Ibrahim Diagana

OECD IAE

Project: Support for the implementation of the risk management framework and the definition of associated processes.

Phase 1: Identification of the value chain (through workshop facilitation)

- Define an impact and vulnerability matrix

- Identify assets

- Evaluate the impacts of dreaded events and security needs

- Define risks

Phase 2: Strengthening the information system security framework

- Establish risk governance

- Describe stakeholder roles and responsibilities

- Formalize project security concepts and establish a security overview

Phase 3: Adding security controls to the ISS framework

- Establish best practices and usage (email included) in the workplace for employees

- Establish third-party management processes

- Establish incident management processes

Project: Assistance to the CACIB CISO in the implementation and management of IT security

- Drafting of the approval procedure for essential applications

- Construction of the ransomware attack response process and collection of related operational procedures (Project be Robust - Enhanced reconstruction)

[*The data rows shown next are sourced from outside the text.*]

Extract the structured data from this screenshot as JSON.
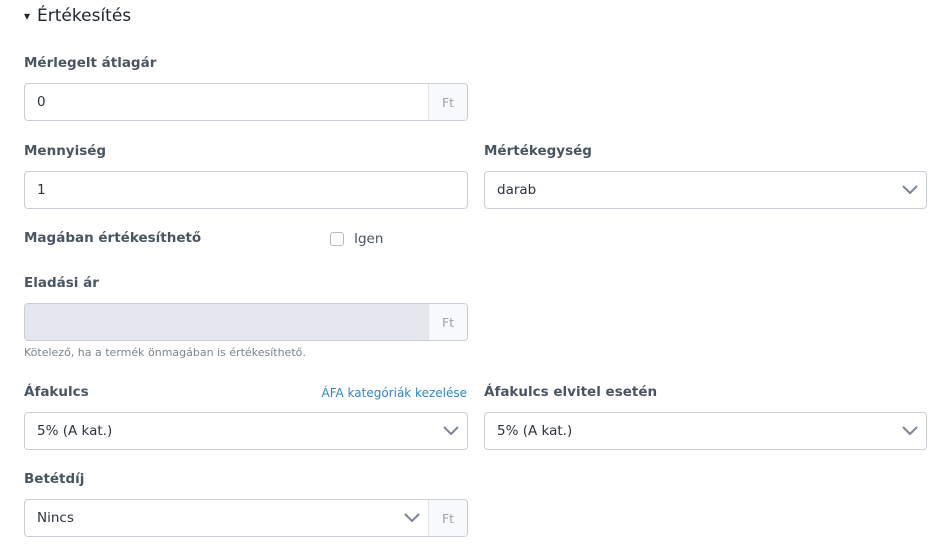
{
  "section": {
    "title": "Értékesítés",
    "toggle": "▾"
  },
  "weighted_avg_price": {
    "label": "Mérlegelt átlagár",
    "value": "0",
    "suffix": "Ft"
  },
  "quantity": {
    "label": "Mennyiség",
    "value": "1"
  },
  "unit": {
    "label": "Mértékegység",
    "selected": "darab"
  },
  "sellable_alone": {
    "label": "Magában értékesíthető",
    "checkbox_label": "Igen",
    "checked": false
  },
  "sale_price": {
    "label": "Eladási ár",
    "value": "",
    "suffix": "Ft",
    "hint": "Kötelező, ha a termék önmagában is értékesíthető."
  },
  "vat_rate": {
    "label": "Áfakulcs",
    "link": "ÁFA kategóriák kezelése",
    "selected": "5% (A kat.)"
  },
  "vat_rate_takeaway": {
    "label": "Áfakulcs elvitel esetén",
    "selected": "5% (A kat.)"
  },
  "deposit_fee": {
    "label": "Betétdíj",
    "selected": "Nincs",
    "suffix": "Ft"
  },
  "colors": {
    "link": "#2f86c8",
    "border": "#c9cfd7",
    "disabled_bg": "#e4e7ed",
    "label": "#4a5563"
  }
}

- Creation and updating of the monitoring dashboard for internet-exposed applications

- Creation and updating of the monitoring dashboard for security non-compliance of the CASA PC and server fleet

- Monitoring of non-compliance remediation actions

- Participation in various cybersecurity-related committees

Project: Definition of the Identity and Access Management policy for the Allianz Partners group and harmonization of practices within the various subsidiaries (29 entities)

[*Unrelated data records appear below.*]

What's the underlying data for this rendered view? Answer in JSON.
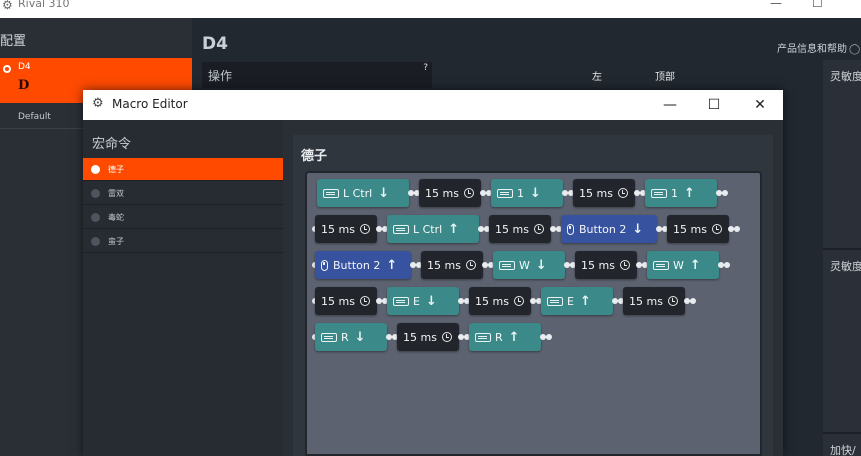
{
  "app": {
    "title": "Rival 310",
    "window_controls": [
      "—",
      "☐"
    ],
    "profiles_header": "配置",
    "profiles": [
      {
        "name": "D4",
        "icon_text": "D",
        "selected": true
      },
      {
        "name": "Default",
        "selected": false
      }
    ],
    "main_title": "D4",
    "help_link": "产品信息和帮助",
    "operation_label": "操作",
    "operation_help": "?",
    "column_left": "左",
    "column_top": "顶部",
    "right_labels": [
      "灵敏度",
      "灵敏度",
      "加快/"
    ]
  },
  "macro_editor": {
    "title": "Macro Editor",
    "controls": {
      "minimize": "—",
      "maximize": "☐",
      "close": "✕"
    },
    "list_header": "宏命令",
    "macros": [
      {
        "label": "德子",
        "selected": true
      },
      {
        "label": "雷双",
        "selected": false
      },
      {
        "label": "毒蛇",
        "selected": false
      },
      {
        "label": "蛮子",
        "selected": false
      }
    ],
    "selected_macro_name": "德子",
    "steps_rows": [
      [
        {
          "type": "key",
          "label": "L Ctrl",
          "dir": "down"
        },
        {
          "type": "delay",
          "label": "15 ms"
        },
        {
          "type": "key",
          "label": "1",
          "dir": "down"
        },
        {
          "type": "delay",
          "label": "15 ms"
        },
        {
          "type": "key",
          "label": "1",
          "dir": "up"
        }
      ],
      [
        {
          "type": "delay",
          "label": "15 ms"
        },
        {
          "type": "key",
          "label": "L Ctrl",
          "dir": "up"
        },
        {
          "type": "delay",
          "label": "15 ms"
        },
        {
          "type": "button",
          "label": "Button 2",
          "dir": "down"
        },
        {
          "type": "delay",
          "label": "15 ms"
        }
      ],
      [
        {
          "type": "button",
          "label": "Button 2",
          "dir": "up"
        },
        {
          "type": "delay",
          "label": "15 ms"
        },
        {
          "type": "key",
          "label": "W",
          "dir": "down"
        },
        {
          "type": "delay",
          "label": "15 ms"
        },
        {
          "type": "key",
          "label": "W",
          "dir": "up"
        }
      ],
      [
        {
          "type": "delay",
          "label": "15 ms"
        },
        {
          "type": "key",
          "label": "E",
          "dir": "down"
        },
        {
          "type": "delay",
          "label": "15 ms"
        },
        {
          "type": "key",
          "label": "E",
          "dir": "up"
        },
        {
          "type": "delay",
          "label": "15 ms"
        }
      ],
      [
        {
          "type": "key",
          "label": "R",
          "dir": "down"
        },
        {
          "type": "delay",
          "label": "15 ms"
        },
        {
          "type": "key",
          "label": "R",
          "dir": "up"
        }
      ]
    ],
    "colors": {
      "accent": "#ff4a00",
      "key_chip": "#3b8a89",
      "mouse_chip": "#37529e",
      "delay_chip": "#22262c"
    }
  }
}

- Clarification of IAM governance

- Definition and harmonization of IAM processes within the group's different entities (joiners/movers/leavers)

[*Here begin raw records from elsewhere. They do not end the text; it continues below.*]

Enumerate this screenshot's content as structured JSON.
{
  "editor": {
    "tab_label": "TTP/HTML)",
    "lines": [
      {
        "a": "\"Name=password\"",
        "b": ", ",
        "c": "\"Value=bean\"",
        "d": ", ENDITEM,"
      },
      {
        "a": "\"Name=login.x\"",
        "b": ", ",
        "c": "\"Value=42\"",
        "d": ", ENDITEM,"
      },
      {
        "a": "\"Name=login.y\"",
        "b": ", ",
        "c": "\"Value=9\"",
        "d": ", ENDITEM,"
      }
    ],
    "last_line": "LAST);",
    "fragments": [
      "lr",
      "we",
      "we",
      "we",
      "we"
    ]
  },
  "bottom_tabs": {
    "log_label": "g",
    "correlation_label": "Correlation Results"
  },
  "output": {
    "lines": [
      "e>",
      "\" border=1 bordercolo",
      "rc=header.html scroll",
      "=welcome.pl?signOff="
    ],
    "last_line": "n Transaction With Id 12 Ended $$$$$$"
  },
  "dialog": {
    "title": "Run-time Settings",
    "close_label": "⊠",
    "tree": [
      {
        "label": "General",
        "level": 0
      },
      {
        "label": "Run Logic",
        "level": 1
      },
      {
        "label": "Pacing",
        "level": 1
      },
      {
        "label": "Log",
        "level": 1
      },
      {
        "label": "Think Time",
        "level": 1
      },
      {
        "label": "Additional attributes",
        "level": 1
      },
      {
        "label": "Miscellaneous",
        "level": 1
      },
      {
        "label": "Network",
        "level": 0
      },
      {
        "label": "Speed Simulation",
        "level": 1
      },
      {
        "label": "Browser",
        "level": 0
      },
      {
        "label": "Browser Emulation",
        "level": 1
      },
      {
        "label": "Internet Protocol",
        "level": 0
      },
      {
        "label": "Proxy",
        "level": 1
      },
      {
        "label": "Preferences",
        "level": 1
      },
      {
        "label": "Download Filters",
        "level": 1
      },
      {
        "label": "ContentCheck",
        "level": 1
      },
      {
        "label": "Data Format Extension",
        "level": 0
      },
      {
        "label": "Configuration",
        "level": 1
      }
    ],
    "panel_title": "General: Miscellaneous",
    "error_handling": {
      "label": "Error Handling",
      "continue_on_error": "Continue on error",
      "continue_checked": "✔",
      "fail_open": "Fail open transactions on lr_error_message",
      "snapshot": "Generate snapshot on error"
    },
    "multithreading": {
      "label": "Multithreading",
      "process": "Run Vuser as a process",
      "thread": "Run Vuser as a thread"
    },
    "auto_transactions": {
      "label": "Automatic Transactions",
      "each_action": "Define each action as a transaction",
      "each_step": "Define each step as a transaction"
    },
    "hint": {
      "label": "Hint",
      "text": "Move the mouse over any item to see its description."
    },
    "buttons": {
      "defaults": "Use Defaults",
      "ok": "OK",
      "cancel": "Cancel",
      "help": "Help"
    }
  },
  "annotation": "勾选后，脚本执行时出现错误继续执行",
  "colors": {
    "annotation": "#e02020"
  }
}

- Development of training materials and facilitation of training sessions on the group's IAM procedures for BU Managers

- Review of critical application authorizations in several waves (142 applications reviewed in 2021, in 2 successive campaigns):

o Coordination of Business Application Owners

o Collection and analysis of review evidence

o Weekly reporting to the group CISO

- Coordination of technical project managers and progress monitoring of various IAM projects (restructuring of local Active Directories / cleanup of service accounts / implementation of a new interface between the identity management tool – GIAM and the various HR tools)

- Implementation and monitoring of monthly IAM KPIs and reporting to the IAM steering committee composed of the group CISO, group CIO, and IAM project managers.